Developers are strongly encouraged to write unit tests for new code, and to submit new unit tests for old code. Unit tests can be compiled and run (assuming they weren't disabled in configure) with: make check. Further details on running and extending unit tests can be found in /src/test/README.md.

There are also regression and integration tests, written in Python. These tests can be run (if the test dependencies are installed) with: test/functional/test_runner.py

The CI (Continuous Integration) systems make sure that every pull request is built for Windows, Linux, and macOS, and that unit/sanity tests are run automatically.

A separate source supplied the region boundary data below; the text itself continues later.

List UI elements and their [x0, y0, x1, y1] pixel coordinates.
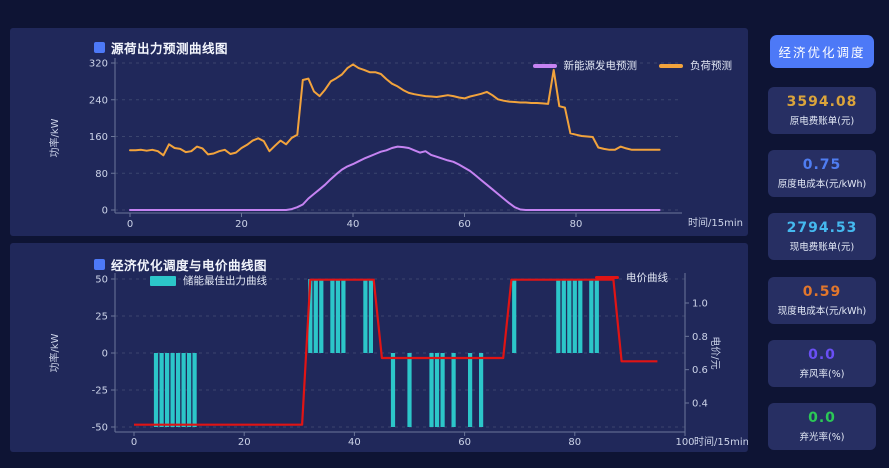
legend-item[interactable]: 新能源发电预测: [532, 58, 638, 73]
legend-label: 新能源发电预测: [563, 60, 638, 72]
metric-value: 0.75: [802, 157, 842, 174]
legend-swatch-icon: [532, 63, 557, 68]
svg-text:80: 80: [95, 169, 108, 180]
svg-text:40: 40: [348, 437, 361, 448]
svg-text:20: 20: [238, 437, 251, 448]
svg-text:100: 100: [675, 437, 694, 448]
metric-value: 0.59: [802, 283, 842, 300]
legend-swatch-icon: [659, 63, 683, 68]
svg-text:时间/15min: 时间/15min: [694, 435, 748, 448]
svg-text:电价/元: 电价/元: [709, 336, 722, 369]
svg-text:0.6: 0.6: [692, 365, 708, 376]
svg-text:功率/kW: 功率/kW: [48, 118, 61, 157]
legend-label: 储能最佳出力曲线: [183, 275, 267, 287]
svg-text:20: 20: [235, 219, 248, 230]
svg-text:80: 80: [568, 437, 581, 448]
metric-label: 弃风率(%): [799, 368, 845, 380]
legend-label: 负荷预测: [690, 60, 732, 72]
metric-card: 0.0 弃光率(%): [768, 403, 876, 450]
svg-text:0.4: 0.4: [692, 398, 708, 409]
dispatch-chart-canvas[interactable]: -50 -25 0 25 50 0.4 0.6 0.8 1.0 0 20 40 60 80 100 时间/15…: [10, 243, 748, 452]
dispatch-chart-panel: 经济优化调度与电价曲线图 储能最佳出力曲线 电价曲线 -50 -25 0 25 50 0.…: [10, 243, 748, 452]
svg-text:1.0: 1.0: [692, 298, 708, 309]
svg-text:0: 0: [131, 437, 137, 448]
forecast-legend: 新能源发电预测 负荷预测: [532, 58, 732, 73]
metric-label: 现度电成本(元/kWh): [777, 305, 867, 317]
metric-value: 0.0: [808, 346, 836, 363]
metric-card: 2794.53 现电费账单(元): [768, 213, 876, 261]
legend-swatch-icon: [595, 276, 619, 279]
svg-text:320: 320: [89, 59, 108, 70]
svg-text:0: 0: [102, 349, 108, 360]
dispatch-chart-title: 经济优化调度与电价曲线图: [94, 255, 267, 274]
svg-text:0: 0: [102, 206, 108, 217]
svg-text:0.8: 0.8: [692, 332, 708, 343]
svg-text:-50: -50: [92, 423, 108, 434]
metric-card: 3594.08 原电费账单(元): [768, 87, 876, 134]
title-marker-icon: [94, 259, 105, 270]
svg-text:功率/kW: 功率/kW: [48, 333, 61, 372]
title-marker-icon: [94, 42, 105, 53]
svg-text:60: 60: [458, 219, 471, 230]
metric-card: 0.0 弃风率(%): [768, 339, 876, 387]
svg-text:60: 60: [458, 437, 471, 448]
storage-output-legend: 储能最佳出力曲线: [150, 273, 267, 288]
metric-label: 现电费账单(元): [789, 242, 855, 254]
metric-value: 3594.08: [786, 94, 858, 110]
forecast-chart-title-text: 源荷出力预测曲线图: [111, 41, 229, 56]
economic-dispatch-button[interactable]: 经济优化调度: [770, 35, 874, 68]
svg-text:0: 0: [127, 219, 133, 230]
legend-label: 电价曲线: [626, 272, 668, 284]
svg-text:240: 240: [89, 95, 108, 106]
legend-swatch-icon: [150, 275, 176, 286]
svg-text:160: 160: [89, 132, 108, 143]
svg-text:时间/15min: 时间/15min: [688, 216, 743, 229]
metric-card: 0.75 原度电成本(元/kWh): [768, 150, 876, 198]
metric-label: 原电费账单(元): [789, 116, 855, 127]
svg-text:-25: -25: [92, 386, 108, 397]
svg-text:50: 50: [95, 275, 108, 286]
legend-item[interactable]: 负荷预测: [659, 58, 732, 73]
metric-label: 原度电成本(元/kWh): [777, 179, 867, 191]
metric-value: 2794.53: [786, 220, 858, 237]
svg-text:80: 80: [570, 219, 583, 230]
forecast-chart-title: 源荷出力预测曲线图: [94, 38, 228, 57]
legend-item[interactable]: 储能最佳出力曲线: [150, 273, 267, 288]
price-curve-legend: 电价曲线: [595, 270, 668, 285]
metric-label: 弃光率(%): [799, 432, 845, 443]
svg-text:40: 40: [347, 219, 360, 230]
metric-card: 0.59 现度电成本(元/kWh): [768, 276, 876, 324]
svg-text:25: 25: [95, 312, 108, 323]
forecast-chart-panel: 源荷出力预测曲线图 新能源发电预测 负荷预测 0 80 160 240 320 0 20 40 6…: [10, 28, 748, 236]
metric-value: 0.0: [808, 410, 836, 426]
forecast-chart-canvas[interactable]: 0 80 160 240 320 0 20 40 60 80 时间/15min 功率/kW: [10, 28, 748, 236]
legend-item[interactable]: 电价曲线: [595, 270, 668, 285]
dispatch-chart-title-text: 经济优化调度与电价曲线图: [111, 258, 268, 273]
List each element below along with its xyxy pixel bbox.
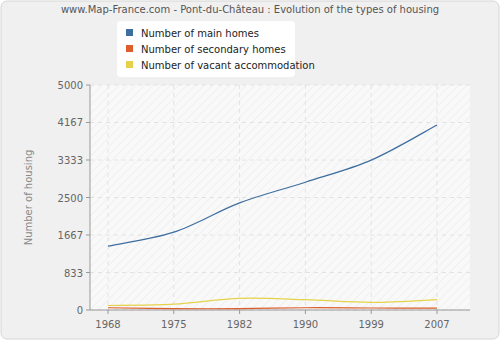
legend-label: Number of main homes [141,28,259,39]
y-tick-label: 0 [77,305,83,316]
tick [239,310,240,314]
grid-line [90,197,470,198]
x-tick-label: 1999 [358,319,383,330]
y-tick-label: 1667 [58,230,83,241]
y-tick-label: 5000 [58,80,83,91]
tick [86,234,90,235]
grid-line [90,160,470,161]
x-tick-label: 1968 [95,319,120,330]
title: www.Map-France.com - Pont-du-Château : E… [61,4,439,15]
x-tick-label: 2007 [424,319,449,330]
grid-line [371,85,372,310]
tick [305,310,306,314]
legend-label: Number of vacant accommodation [141,60,315,71]
series-group [108,125,437,309]
x-tick-label: 1990 [293,319,318,330]
chart-svg: 0 833 1667 2500 3333 4167 5000 1968 1975 1982 1990… [0,0,500,340]
series-line [108,125,437,246]
tick [86,85,90,86]
y-tick-label: 3333 [58,155,83,166]
tick [86,197,90,198]
grid-line [90,234,470,235]
grid-line [90,310,470,311]
background [1,1,499,339]
tick [86,272,90,273]
series-line [108,298,437,305]
chart: 0 833 1667 2500 3333 4167 5000 1968 1975 1982 1990… [0,0,500,340]
grid-line [90,272,470,273]
grid-line [239,85,240,310]
tick [86,310,90,311]
plot-area [90,85,470,310]
y-tick-label: 833 [64,268,83,279]
y-tick-label: 2500 [58,193,83,204]
tick [173,310,174,314]
y-axis [90,85,91,310]
legend-label: Number of secondary homes [141,44,286,55]
tick [86,160,90,161]
x-tick-label: 1982 [227,319,252,330]
x-axis [90,310,470,311]
tick [108,310,109,314]
grid-line [90,122,470,123]
grid-line [437,85,438,310]
series-line [108,308,437,309]
y-axis-label: Number of housing [23,150,34,246]
grid-line [173,85,174,310]
grid-line [90,85,470,86]
legend-swatch [126,61,133,68]
legend: Number of main homes Number of secondary … [117,21,315,77]
x-tick-label: 1975 [161,319,186,330]
tick [371,310,372,314]
tick [86,122,90,123]
grid-line [305,85,306,310]
y-tick-label: 4167 [58,117,83,128]
grid-line [108,85,109,310]
legend-swatch [126,29,133,36]
legend-swatch [126,45,133,52]
tick [437,310,438,314]
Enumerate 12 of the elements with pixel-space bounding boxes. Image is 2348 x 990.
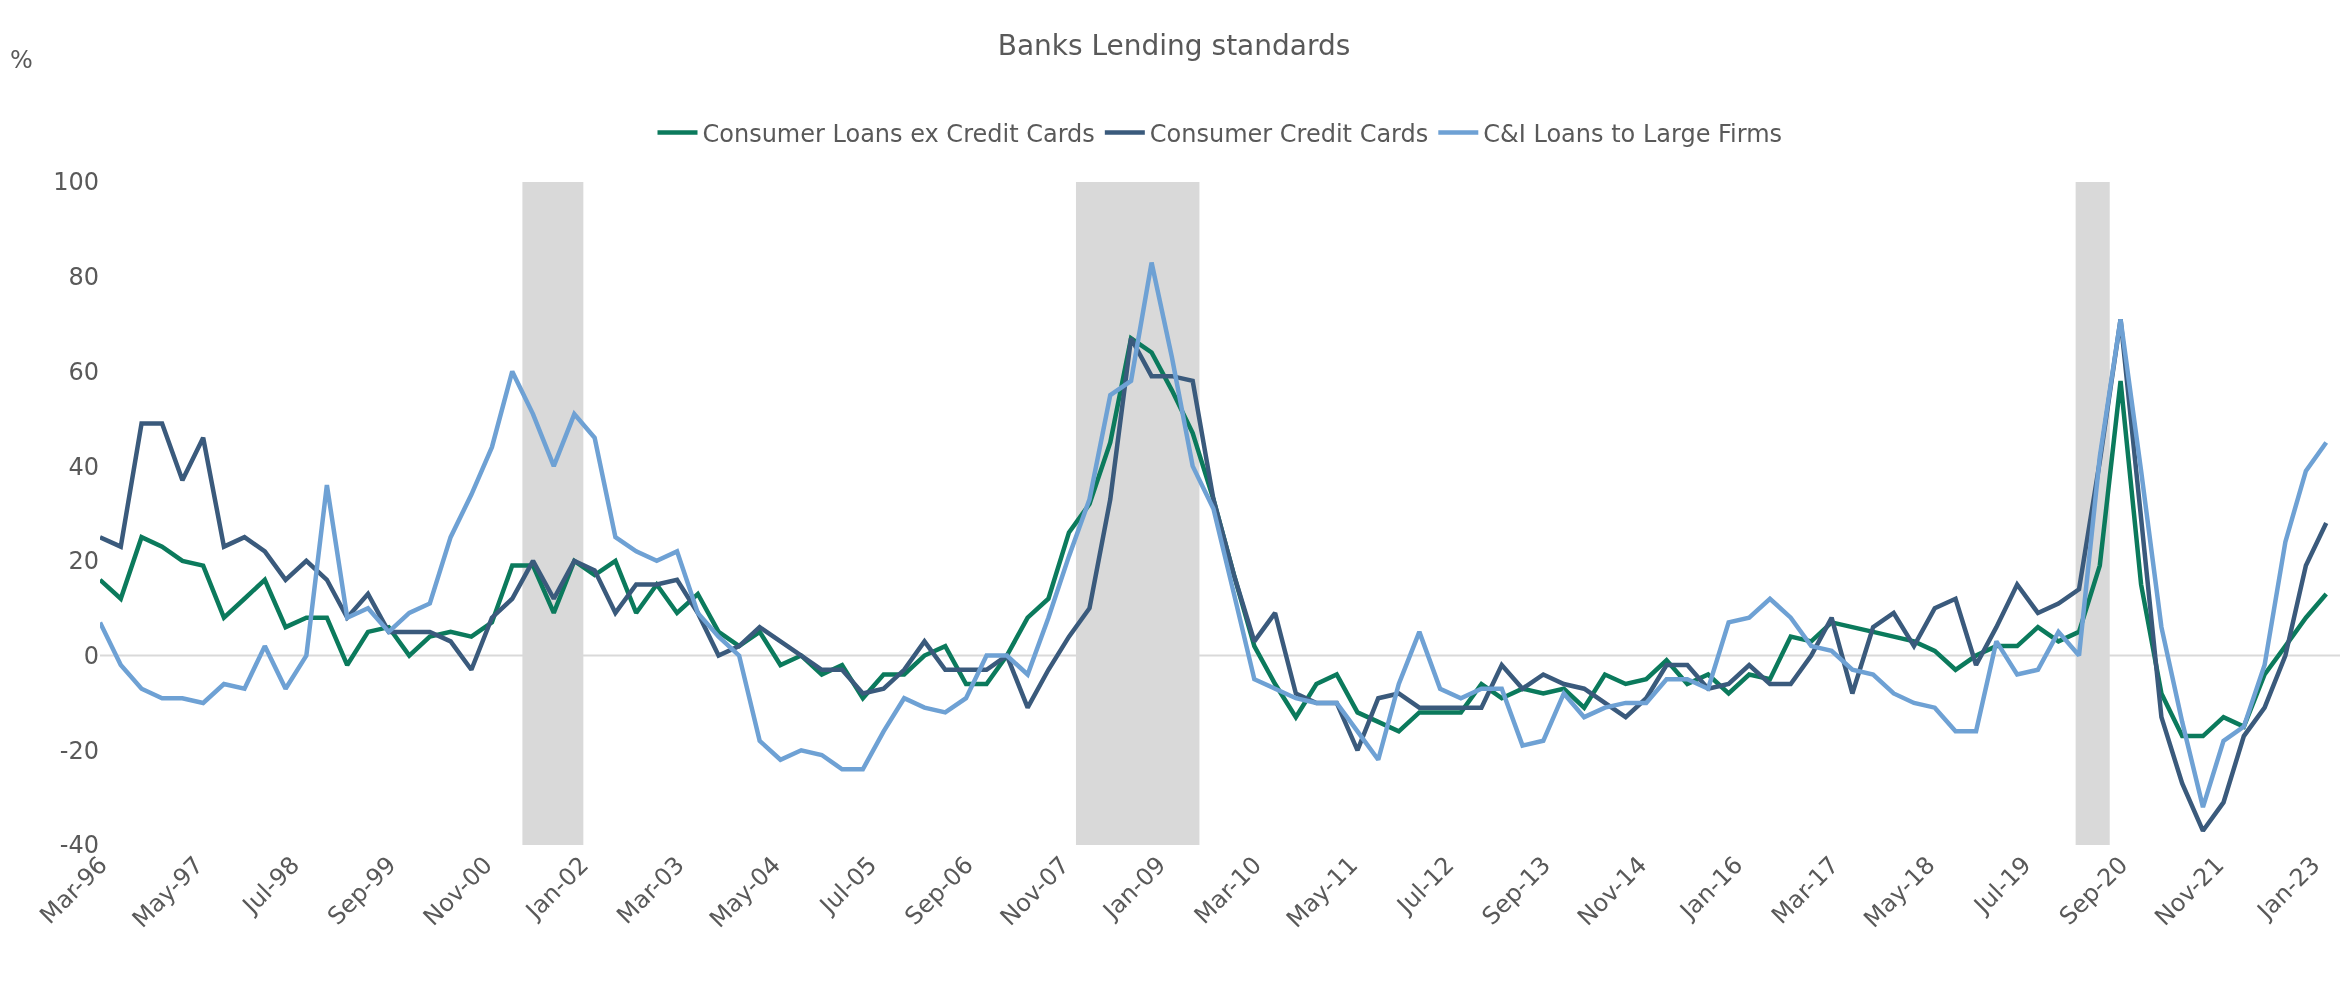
y-tick-label: 60 bbox=[68, 357, 99, 386]
y-tick-label: 100 bbox=[53, 168, 99, 197]
y-axis-title: % bbox=[10, 46, 33, 74]
legend-label: Consumer Loans ex Credit Cards bbox=[702, 119, 1095, 148]
y-tick-label: 20 bbox=[68, 547, 99, 576]
y-tick-label: -20 bbox=[59, 736, 99, 765]
legend-label: C&I Loans to Large Firms bbox=[1483, 119, 1783, 148]
y-tick-label: 0 bbox=[83, 641, 99, 670]
legend-label: Consumer Credit Cards bbox=[1149, 119, 1429, 148]
chart-title: Banks Lending standards bbox=[997, 28, 1351, 62]
y-tick-label: 40 bbox=[68, 452, 99, 481]
y-tick-label: 80 bbox=[68, 263, 99, 292]
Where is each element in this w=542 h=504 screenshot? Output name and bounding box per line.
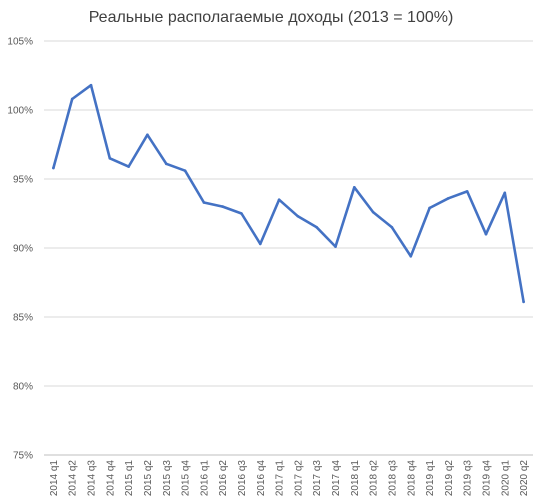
data-point bbox=[258, 242, 262, 246]
y-tick-label: 80% bbox=[13, 382, 33, 393]
x-tick-label: 2016 q3 bbox=[237, 460, 248, 497]
x-tick-label: 2020 q2 bbox=[519, 460, 530, 497]
data-point bbox=[277, 198, 281, 201]
data-point bbox=[334, 245, 337, 248]
data-point bbox=[70, 97, 74, 101]
y-tick-label: 95% bbox=[13, 175, 33, 186]
y-tick-label: 100% bbox=[7, 106, 33, 117]
x-tick-label: 2020 q1 bbox=[500, 460, 511, 497]
x-tick-label: 2016 q1 bbox=[199, 460, 210, 497]
data-point bbox=[465, 190, 469, 193]
x-tick-label: 2015 q4 bbox=[181, 460, 192, 497]
data-point bbox=[447, 197, 450, 200]
series-layer bbox=[52, 83, 525, 304]
data-point bbox=[108, 157, 112, 160]
data-point bbox=[428, 206, 431, 210]
data-point bbox=[296, 214, 300, 218]
data-point bbox=[371, 210, 375, 214]
data-point bbox=[221, 205, 224, 208]
x-tick-label: 2016 q2 bbox=[218, 460, 229, 497]
y-tick-label: 105% bbox=[7, 37, 33, 48]
x-tick-label: 2019 q2 bbox=[444, 460, 455, 497]
data-point bbox=[52, 166, 55, 170]
data-point bbox=[315, 226, 319, 229]
data-point bbox=[390, 226, 394, 229]
x-tick-label: 2015 q1 bbox=[124, 460, 135, 497]
x-tick-label: 2017 q1 bbox=[275, 460, 286, 497]
x-axis-tick-labels: 2014 q1 2014 q2 2014 q3 2014 q4 2015 q1 2015 … bbox=[49, 460, 530, 497]
data-point bbox=[353, 185, 356, 189]
x-tick-label: 2015 q2 bbox=[143, 460, 154, 497]
data-point bbox=[409, 254, 413, 258]
y-axis-tick-labels: 105% 100% 95% 90% 85% 80% 75% bbox=[7, 37, 33, 462]
data-point bbox=[503, 191, 507, 195]
data-point bbox=[164, 162, 168, 166]
data-point bbox=[522, 300, 525, 304]
x-tick-label: 2017 q2 bbox=[293, 460, 304, 497]
series-line bbox=[52, 83, 525, 304]
x-tick-label: 2017 q4 bbox=[331, 460, 342, 497]
x-tick-label: 2014 q3 bbox=[87, 460, 98, 497]
x-tick-label: 2017 q3 bbox=[312, 460, 323, 497]
x-tick-label: 2018 q1 bbox=[350, 460, 361, 497]
data-point bbox=[484, 232, 488, 236]
x-tick-label: 2019 q4 bbox=[481, 460, 492, 497]
x-tick-label: 2016 q4 bbox=[256, 460, 267, 497]
chart-title: Реальные располагаемые доходы (2013 = 10… bbox=[89, 9, 454, 26]
data-point bbox=[183, 169, 187, 173]
y-tick-label: 90% bbox=[13, 244, 33, 255]
x-tick-label: 2018 q2 bbox=[369, 460, 380, 497]
x-tick-label: 2019 q3 bbox=[463, 460, 474, 497]
x-tick-label: 2018 q3 bbox=[387, 460, 398, 497]
data-point bbox=[240, 212, 243, 215]
data-point bbox=[146, 133, 149, 137]
gridlines bbox=[44, 40, 533, 456]
y-tick-label: 75% bbox=[13, 451, 33, 462]
data-point bbox=[89, 83, 93, 87]
y-tick-label: 85% bbox=[13, 313, 33, 324]
x-tick-label: 2014 q1 bbox=[49, 460, 60, 497]
x-tick-label: 2014 q4 bbox=[105, 460, 116, 497]
x-tick-label: 2019 q1 bbox=[425, 460, 436, 497]
x-tick-label: 2018 q4 bbox=[406, 460, 417, 497]
x-tick-label: 2015 q3 bbox=[162, 460, 173, 497]
data-point bbox=[127, 165, 130, 168]
x-tick-label: 2014 q2 bbox=[68, 460, 79, 497]
data-point bbox=[202, 201, 206, 204]
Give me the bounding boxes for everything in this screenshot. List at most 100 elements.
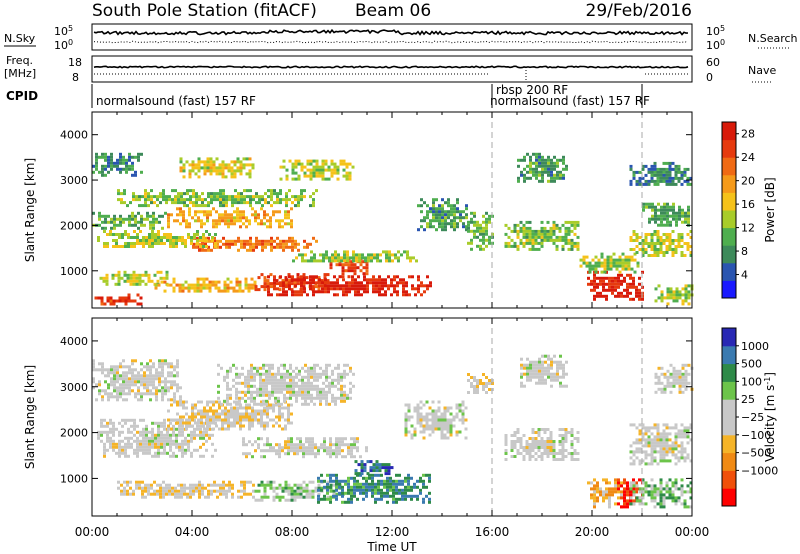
echo-cell xyxy=(434,415,438,419)
echo-cell xyxy=(255,245,258,249)
echo-cell xyxy=(106,439,109,443)
echo-cell xyxy=(97,236,100,239)
echo-cell xyxy=(299,446,302,450)
echo-cell xyxy=(116,223,119,227)
echo-cell xyxy=(274,378,277,382)
echo-cell xyxy=(104,158,107,162)
echo-cell xyxy=(372,287,375,291)
echo-cell xyxy=(263,210,266,214)
echo-cell xyxy=(405,290,408,294)
echo-cell xyxy=(322,393,325,397)
echo-cell xyxy=(573,232,577,236)
echo-cell xyxy=(243,245,246,249)
echo-cell xyxy=(570,431,574,434)
echo-cell xyxy=(686,242,690,245)
echo-cell xyxy=(345,281,348,285)
echo-cell xyxy=(654,211,657,215)
echo-cell xyxy=(185,424,188,428)
echo-cell xyxy=(615,258,619,262)
echo-cell xyxy=(313,387,316,391)
echo-cell xyxy=(541,363,544,367)
echo-cell xyxy=(333,293,336,297)
echo-cell xyxy=(203,210,206,214)
echo-cell xyxy=(476,220,479,224)
echo-cell xyxy=(632,297,635,301)
echo-cell xyxy=(544,378,547,382)
echo-cell xyxy=(666,211,669,215)
echo-cell xyxy=(226,286,230,290)
echo-cell xyxy=(149,226,152,230)
echo-cell xyxy=(567,232,571,236)
echo-cell xyxy=(233,160,237,164)
echo-cell xyxy=(189,189,192,193)
echo-cell xyxy=(392,488,395,492)
echo-cell xyxy=(337,396,340,400)
echo-cell xyxy=(240,192,243,196)
echo-cell xyxy=(329,500,332,504)
echo-cell xyxy=(393,275,396,279)
echo-cell xyxy=(528,226,532,230)
echo-cell xyxy=(440,433,444,437)
echo-cell xyxy=(347,443,350,447)
echo-cell xyxy=(482,382,485,385)
echo-cell xyxy=(191,403,194,407)
echo-cell xyxy=(246,480,249,484)
echo-cell xyxy=(235,387,238,391)
echo-cell xyxy=(217,384,220,388)
echo-cell xyxy=(404,479,407,483)
echo-cell xyxy=(212,207,215,211)
echo-cell xyxy=(390,284,393,288)
echo-cell xyxy=(107,395,110,399)
echo-cell xyxy=(210,198,213,202)
echo-cell xyxy=(648,220,651,224)
echo-cell xyxy=(145,433,148,437)
echo-cell xyxy=(149,389,152,393)
echo-cell xyxy=(671,230,675,233)
echo-cell xyxy=(238,390,241,394)
echo-cell xyxy=(513,241,517,245)
echo-cell xyxy=(609,261,613,265)
echo-cell xyxy=(249,204,252,208)
echo-cell xyxy=(350,449,353,453)
echo-cell xyxy=(377,479,380,483)
echo-cell xyxy=(353,272,357,276)
echo-cell xyxy=(353,269,357,273)
echo-cell xyxy=(269,443,272,447)
echo-cell xyxy=(233,400,236,404)
echo-cell xyxy=(315,171,319,175)
echo-cell xyxy=(238,396,241,400)
echo-cell xyxy=(137,386,140,390)
echo-cell xyxy=(262,402,265,406)
echo-cell xyxy=(216,495,219,499)
echo-cell xyxy=(308,492,312,496)
echo-cell xyxy=(142,242,145,245)
echo-cell xyxy=(165,276,169,280)
echo-cell xyxy=(322,372,325,376)
echo-cell xyxy=(285,278,288,282)
echo-cell xyxy=(125,377,128,381)
echo-cell xyxy=(324,290,327,294)
echo-cell xyxy=(546,455,550,458)
echo-cell xyxy=(143,380,146,384)
echo-cell xyxy=(684,284,688,288)
echo-cell xyxy=(635,245,639,248)
echo-cell xyxy=(291,162,295,166)
echo-cell xyxy=(178,433,181,437)
echo-cell xyxy=(167,222,170,226)
echo-cell xyxy=(101,226,104,230)
echo-cell xyxy=(279,293,282,297)
echo-cell xyxy=(311,489,315,493)
echo-cell xyxy=(410,494,413,498)
echo-cell xyxy=(179,166,183,170)
echo-cell xyxy=(395,485,398,489)
echo-cell xyxy=(187,289,191,293)
echo-cell xyxy=(116,161,119,165)
echo-cell xyxy=(191,216,194,220)
echo-cell xyxy=(687,217,690,221)
echo-cell xyxy=(657,296,661,300)
echo-cell xyxy=(335,437,338,441)
echo-cell xyxy=(641,239,645,242)
echo-cell xyxy=(284,210,287,214)
echo-cell xyxy=(461,418,465,422)
echo-cell xyxy=(287,222,290,226)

Manual Quality Assurance (QA) Testing

Changes should be tested by somebody other than the developer who wrote the code. This is especially important for large or high-risk changes. It is useful to add a test plan to the pull request description if testing the changes is not straightforward.

Translations

Changes to translations as well as new translations can be submitted to Bitcoin Core's Transifex page.

Translations are periodically pulled from Transifex and merged into the git repository. See the translation process for details on how this works.

Important: We do not accept translation changes as GitHub pull requests because the next pull from Transifex would automatically overwrite them again.